Brûler du carbone revient à transformer du carbone en CO2 par combinaison avec l’oxygène de l’air. Le CO2 est un gaz à effet de serre. C’est loin d’être le gaz qui a le plus puissant effet de serre, mais c’est le plus important à considérer, parce qu’il reste longtemps dans l’air et qu’on en rejette d’énormes quantités : les combustibles fossiles représentent la plus grande part des sources d’énergie dans le monde ; on brûle plus de dix milliards de tonnes de combustibles fossiles, et on rejette ainsi plus de trente milliards de tonnes de CO2 par an. Comme il ne s’agit généralement pas de carbone pur et que la combustion n’est pas parfaite, cela s’accompagne de pollutions diverses : particules fines, divers composés soufrés, oxydes d’azote…

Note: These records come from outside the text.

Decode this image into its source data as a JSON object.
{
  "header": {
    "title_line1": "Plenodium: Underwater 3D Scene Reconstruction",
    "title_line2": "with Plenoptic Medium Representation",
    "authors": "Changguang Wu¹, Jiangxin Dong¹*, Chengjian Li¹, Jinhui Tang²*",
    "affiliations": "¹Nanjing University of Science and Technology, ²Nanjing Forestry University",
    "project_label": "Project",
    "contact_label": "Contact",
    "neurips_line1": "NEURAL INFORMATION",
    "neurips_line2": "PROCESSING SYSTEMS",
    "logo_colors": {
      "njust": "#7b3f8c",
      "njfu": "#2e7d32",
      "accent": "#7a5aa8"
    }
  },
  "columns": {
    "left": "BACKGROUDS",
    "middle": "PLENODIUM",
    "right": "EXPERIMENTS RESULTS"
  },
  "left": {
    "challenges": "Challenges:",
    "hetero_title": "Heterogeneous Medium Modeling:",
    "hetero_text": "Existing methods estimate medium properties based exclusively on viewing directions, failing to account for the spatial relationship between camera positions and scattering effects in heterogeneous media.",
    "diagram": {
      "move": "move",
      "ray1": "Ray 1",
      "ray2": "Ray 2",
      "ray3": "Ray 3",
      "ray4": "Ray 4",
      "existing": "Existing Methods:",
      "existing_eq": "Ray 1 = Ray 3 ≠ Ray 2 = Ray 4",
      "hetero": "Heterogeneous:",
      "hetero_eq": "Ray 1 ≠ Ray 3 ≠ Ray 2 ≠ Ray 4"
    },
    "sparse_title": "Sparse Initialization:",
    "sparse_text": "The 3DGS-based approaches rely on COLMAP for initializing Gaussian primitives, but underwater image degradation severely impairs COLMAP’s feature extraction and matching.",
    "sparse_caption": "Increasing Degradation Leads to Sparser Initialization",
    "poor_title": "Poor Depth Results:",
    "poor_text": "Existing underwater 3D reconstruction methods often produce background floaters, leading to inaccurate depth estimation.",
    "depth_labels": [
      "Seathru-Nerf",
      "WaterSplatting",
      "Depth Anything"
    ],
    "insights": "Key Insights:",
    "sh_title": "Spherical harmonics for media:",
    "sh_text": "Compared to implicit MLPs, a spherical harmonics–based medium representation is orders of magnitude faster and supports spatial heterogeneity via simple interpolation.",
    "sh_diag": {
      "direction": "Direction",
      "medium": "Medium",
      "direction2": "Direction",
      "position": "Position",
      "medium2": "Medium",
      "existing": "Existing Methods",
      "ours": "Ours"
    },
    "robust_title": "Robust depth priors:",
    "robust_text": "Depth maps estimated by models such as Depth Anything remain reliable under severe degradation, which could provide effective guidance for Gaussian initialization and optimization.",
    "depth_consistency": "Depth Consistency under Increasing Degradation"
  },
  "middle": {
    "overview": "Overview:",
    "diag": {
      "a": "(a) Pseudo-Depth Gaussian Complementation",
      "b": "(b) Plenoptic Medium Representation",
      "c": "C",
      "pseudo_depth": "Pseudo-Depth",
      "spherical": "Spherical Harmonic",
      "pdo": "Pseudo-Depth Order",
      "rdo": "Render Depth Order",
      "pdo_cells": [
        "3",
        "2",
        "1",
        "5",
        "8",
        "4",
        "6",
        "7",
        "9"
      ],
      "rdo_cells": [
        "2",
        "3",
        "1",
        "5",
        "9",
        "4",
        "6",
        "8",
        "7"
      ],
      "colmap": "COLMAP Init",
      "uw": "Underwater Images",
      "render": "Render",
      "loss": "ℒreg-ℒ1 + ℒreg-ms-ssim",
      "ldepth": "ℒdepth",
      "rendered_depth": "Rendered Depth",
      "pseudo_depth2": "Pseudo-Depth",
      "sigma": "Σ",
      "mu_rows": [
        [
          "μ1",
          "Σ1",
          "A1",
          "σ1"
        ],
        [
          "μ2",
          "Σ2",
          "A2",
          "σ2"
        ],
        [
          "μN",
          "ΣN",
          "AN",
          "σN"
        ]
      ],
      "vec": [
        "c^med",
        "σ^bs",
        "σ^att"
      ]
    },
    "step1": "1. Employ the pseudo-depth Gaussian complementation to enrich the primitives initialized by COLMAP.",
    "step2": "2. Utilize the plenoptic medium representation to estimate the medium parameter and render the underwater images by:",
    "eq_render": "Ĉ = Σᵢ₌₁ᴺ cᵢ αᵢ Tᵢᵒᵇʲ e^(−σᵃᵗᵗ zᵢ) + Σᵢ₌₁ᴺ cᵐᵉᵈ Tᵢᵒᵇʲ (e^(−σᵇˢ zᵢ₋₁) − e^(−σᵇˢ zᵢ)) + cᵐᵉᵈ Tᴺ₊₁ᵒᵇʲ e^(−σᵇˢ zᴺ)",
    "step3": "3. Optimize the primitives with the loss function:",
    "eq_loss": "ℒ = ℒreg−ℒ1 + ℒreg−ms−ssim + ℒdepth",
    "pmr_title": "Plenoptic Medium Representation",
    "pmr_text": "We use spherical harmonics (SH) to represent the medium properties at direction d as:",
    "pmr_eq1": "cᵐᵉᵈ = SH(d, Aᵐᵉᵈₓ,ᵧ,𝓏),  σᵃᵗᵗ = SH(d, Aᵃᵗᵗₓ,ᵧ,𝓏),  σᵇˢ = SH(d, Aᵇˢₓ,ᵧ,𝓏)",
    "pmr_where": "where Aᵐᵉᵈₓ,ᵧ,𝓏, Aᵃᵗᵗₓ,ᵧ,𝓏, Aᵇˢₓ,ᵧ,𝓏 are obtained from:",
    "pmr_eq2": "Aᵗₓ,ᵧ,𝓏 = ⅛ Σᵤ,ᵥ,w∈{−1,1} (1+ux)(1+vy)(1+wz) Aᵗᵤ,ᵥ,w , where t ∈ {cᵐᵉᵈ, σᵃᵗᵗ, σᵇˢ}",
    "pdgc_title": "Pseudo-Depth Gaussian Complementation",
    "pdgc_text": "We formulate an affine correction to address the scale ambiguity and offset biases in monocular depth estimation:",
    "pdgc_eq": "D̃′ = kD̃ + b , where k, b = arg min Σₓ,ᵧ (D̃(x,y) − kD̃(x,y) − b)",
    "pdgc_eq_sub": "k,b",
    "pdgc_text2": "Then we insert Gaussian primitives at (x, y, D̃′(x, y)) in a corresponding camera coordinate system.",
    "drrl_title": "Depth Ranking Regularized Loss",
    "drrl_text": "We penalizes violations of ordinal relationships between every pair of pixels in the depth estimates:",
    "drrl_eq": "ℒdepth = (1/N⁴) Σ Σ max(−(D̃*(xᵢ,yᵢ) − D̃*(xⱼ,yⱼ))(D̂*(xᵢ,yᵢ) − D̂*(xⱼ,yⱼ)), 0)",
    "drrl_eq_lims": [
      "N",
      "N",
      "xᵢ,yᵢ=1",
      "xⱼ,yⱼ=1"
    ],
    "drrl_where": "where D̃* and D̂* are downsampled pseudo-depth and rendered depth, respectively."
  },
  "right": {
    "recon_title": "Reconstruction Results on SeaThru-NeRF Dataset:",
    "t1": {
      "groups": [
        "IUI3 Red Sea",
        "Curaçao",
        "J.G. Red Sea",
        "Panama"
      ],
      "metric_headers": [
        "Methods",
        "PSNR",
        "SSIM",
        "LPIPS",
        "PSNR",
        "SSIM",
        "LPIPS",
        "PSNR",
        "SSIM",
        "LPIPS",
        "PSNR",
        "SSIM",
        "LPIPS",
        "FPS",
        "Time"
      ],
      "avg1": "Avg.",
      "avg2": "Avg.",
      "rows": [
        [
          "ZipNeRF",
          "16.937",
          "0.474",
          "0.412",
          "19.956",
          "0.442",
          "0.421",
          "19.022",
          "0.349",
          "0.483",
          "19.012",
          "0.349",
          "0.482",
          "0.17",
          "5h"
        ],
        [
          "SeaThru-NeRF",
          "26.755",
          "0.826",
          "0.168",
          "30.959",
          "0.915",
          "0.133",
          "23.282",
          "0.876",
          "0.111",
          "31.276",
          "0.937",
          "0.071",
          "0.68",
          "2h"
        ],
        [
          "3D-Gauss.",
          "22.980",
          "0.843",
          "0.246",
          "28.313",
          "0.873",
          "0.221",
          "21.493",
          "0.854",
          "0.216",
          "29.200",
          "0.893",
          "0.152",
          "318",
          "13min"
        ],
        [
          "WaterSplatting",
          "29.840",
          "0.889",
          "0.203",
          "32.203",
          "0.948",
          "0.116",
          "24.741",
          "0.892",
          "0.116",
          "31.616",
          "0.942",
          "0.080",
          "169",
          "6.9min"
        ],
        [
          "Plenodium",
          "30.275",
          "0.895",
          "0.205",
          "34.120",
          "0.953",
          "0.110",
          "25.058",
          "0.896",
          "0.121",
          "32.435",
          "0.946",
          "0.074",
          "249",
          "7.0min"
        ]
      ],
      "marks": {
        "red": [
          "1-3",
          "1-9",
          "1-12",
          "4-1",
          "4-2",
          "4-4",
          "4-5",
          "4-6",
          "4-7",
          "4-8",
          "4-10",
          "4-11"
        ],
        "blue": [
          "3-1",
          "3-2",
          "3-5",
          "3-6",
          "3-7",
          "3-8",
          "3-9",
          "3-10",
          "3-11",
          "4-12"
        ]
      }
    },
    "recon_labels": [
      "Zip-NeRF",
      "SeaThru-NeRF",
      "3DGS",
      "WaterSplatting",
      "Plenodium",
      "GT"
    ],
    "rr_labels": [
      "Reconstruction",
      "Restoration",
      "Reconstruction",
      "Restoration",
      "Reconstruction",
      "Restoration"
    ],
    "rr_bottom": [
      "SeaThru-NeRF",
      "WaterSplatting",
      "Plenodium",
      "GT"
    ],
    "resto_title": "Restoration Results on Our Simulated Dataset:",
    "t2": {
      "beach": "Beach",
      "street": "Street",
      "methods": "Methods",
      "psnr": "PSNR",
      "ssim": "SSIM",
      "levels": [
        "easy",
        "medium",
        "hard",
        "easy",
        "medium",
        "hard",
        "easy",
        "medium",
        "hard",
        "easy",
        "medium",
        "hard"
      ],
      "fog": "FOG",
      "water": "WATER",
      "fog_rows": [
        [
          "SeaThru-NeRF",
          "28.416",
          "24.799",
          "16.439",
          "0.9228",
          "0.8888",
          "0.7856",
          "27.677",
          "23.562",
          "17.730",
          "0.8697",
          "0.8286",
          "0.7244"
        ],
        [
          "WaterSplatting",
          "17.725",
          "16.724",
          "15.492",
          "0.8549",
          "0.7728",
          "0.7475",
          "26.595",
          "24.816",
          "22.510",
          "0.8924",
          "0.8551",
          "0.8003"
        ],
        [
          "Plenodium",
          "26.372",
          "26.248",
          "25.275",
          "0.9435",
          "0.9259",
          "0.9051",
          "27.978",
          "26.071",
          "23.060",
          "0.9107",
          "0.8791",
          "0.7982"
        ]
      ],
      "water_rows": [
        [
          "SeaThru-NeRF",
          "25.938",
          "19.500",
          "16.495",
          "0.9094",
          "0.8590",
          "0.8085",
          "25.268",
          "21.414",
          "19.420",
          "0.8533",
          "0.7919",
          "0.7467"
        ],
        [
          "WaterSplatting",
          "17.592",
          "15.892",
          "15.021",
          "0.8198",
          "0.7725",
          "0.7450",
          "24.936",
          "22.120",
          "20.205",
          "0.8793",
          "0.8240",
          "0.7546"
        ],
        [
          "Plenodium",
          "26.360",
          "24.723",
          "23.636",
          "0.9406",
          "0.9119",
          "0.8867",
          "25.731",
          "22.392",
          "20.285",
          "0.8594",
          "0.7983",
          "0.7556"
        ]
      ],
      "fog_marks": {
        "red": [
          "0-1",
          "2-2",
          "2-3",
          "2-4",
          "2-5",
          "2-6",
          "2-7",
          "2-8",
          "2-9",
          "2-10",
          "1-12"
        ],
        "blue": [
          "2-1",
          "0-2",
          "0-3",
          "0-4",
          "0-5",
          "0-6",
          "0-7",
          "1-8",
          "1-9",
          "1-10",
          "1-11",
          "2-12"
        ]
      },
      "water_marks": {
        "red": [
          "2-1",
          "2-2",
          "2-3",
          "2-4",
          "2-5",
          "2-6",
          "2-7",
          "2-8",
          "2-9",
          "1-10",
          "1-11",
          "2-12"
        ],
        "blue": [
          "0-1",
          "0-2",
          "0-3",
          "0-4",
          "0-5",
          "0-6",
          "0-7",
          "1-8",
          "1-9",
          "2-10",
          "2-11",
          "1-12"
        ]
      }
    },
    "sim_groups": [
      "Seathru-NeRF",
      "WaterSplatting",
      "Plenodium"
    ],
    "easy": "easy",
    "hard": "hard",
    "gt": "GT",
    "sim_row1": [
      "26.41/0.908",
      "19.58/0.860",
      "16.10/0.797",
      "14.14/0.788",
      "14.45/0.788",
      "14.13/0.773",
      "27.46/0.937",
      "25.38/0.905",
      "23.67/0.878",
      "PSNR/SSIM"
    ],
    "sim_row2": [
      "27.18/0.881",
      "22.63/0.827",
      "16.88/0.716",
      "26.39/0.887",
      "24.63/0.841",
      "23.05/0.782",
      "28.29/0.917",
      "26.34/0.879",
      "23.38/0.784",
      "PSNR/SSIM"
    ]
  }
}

Les végétaux rejettent du CO2 et en absorbent, constituant un cycle équilibré. On considère donc que brûler de la biomasse, qui participe de ce cycle, est, en gros, neutre du point de vue du CO2. Il faut cependant examiner d’où vient la biomasse, dans quelle mesure on replante et par quoi. Il n’est pas évident que brûler de la végétation est toujours équivalent à la laisser vivre. Pour le reste, la biomasse étant loin d’être du carbone pur, cette combustion s’accompagne de toute sorte de pollutions habituelles. En ce qui concerne la méthanisation, voir les remarques sur le gaz naturel.

L’industrie du gaz naturel (extraction, transport…) ne va pas sans quelques fuites. Même s’il s’agit de quantités réduites par rapport au rejet de CO2, comme le méthane a un effet de serre beaucoup plus fort que le CO2, Jacobson [2012] estime que le gaz est au moins aussi pernicieux pour le climat que le charbon. Le pétrole présente plus ou moins les mêmes inconvénients. Dans les sites non conventionnels (gaz de schiste, sables bitumeux), l’extraction ajoute d’autres formes de pollution. La manipulation de grandes quantités de charbon, et de cendres de charbon, comme dans une centrale électrique, expose à une quantité non négligeable de radiations ionisantes (surtout alpha). L’exposition de la population à des radiations est cent fois plus grande avec une centrale à charbon qu’avec une centrale nucléaire [Gabbard 1993].

Fission nucléaire

La fission nucléaire est propre en soi (il n’est pas difficile d’arrêter les neutrons), mais laisse des déchets : d’une part des sous-produits de la fission ; d’autre part des équipements contaminés par des éléments radioactifs. Certains des sous-produits de fission absorbent les neutrons et « empoisonnent » le combustible, ce qui oblige à remplacer les unités de combustible avant qu’elles ne soient épuisées. Dans certains pays, le combustible est retraité en séparant des ces « poisons » le combustible encore utilisable. Comme l’industrie nucléaire utilise des volumes de combustible infiniment plus petits que les industries basées sur la combustion de carbone, le volume des déchets est également infiniment plus petit que les déchets de combustion (de l’ordre de trente milliards de tonnes de CO2 par an). Une partie des sous-produits de fission pourrait être utilisée comme combustible dans les réacteurs dits de quatrième génération.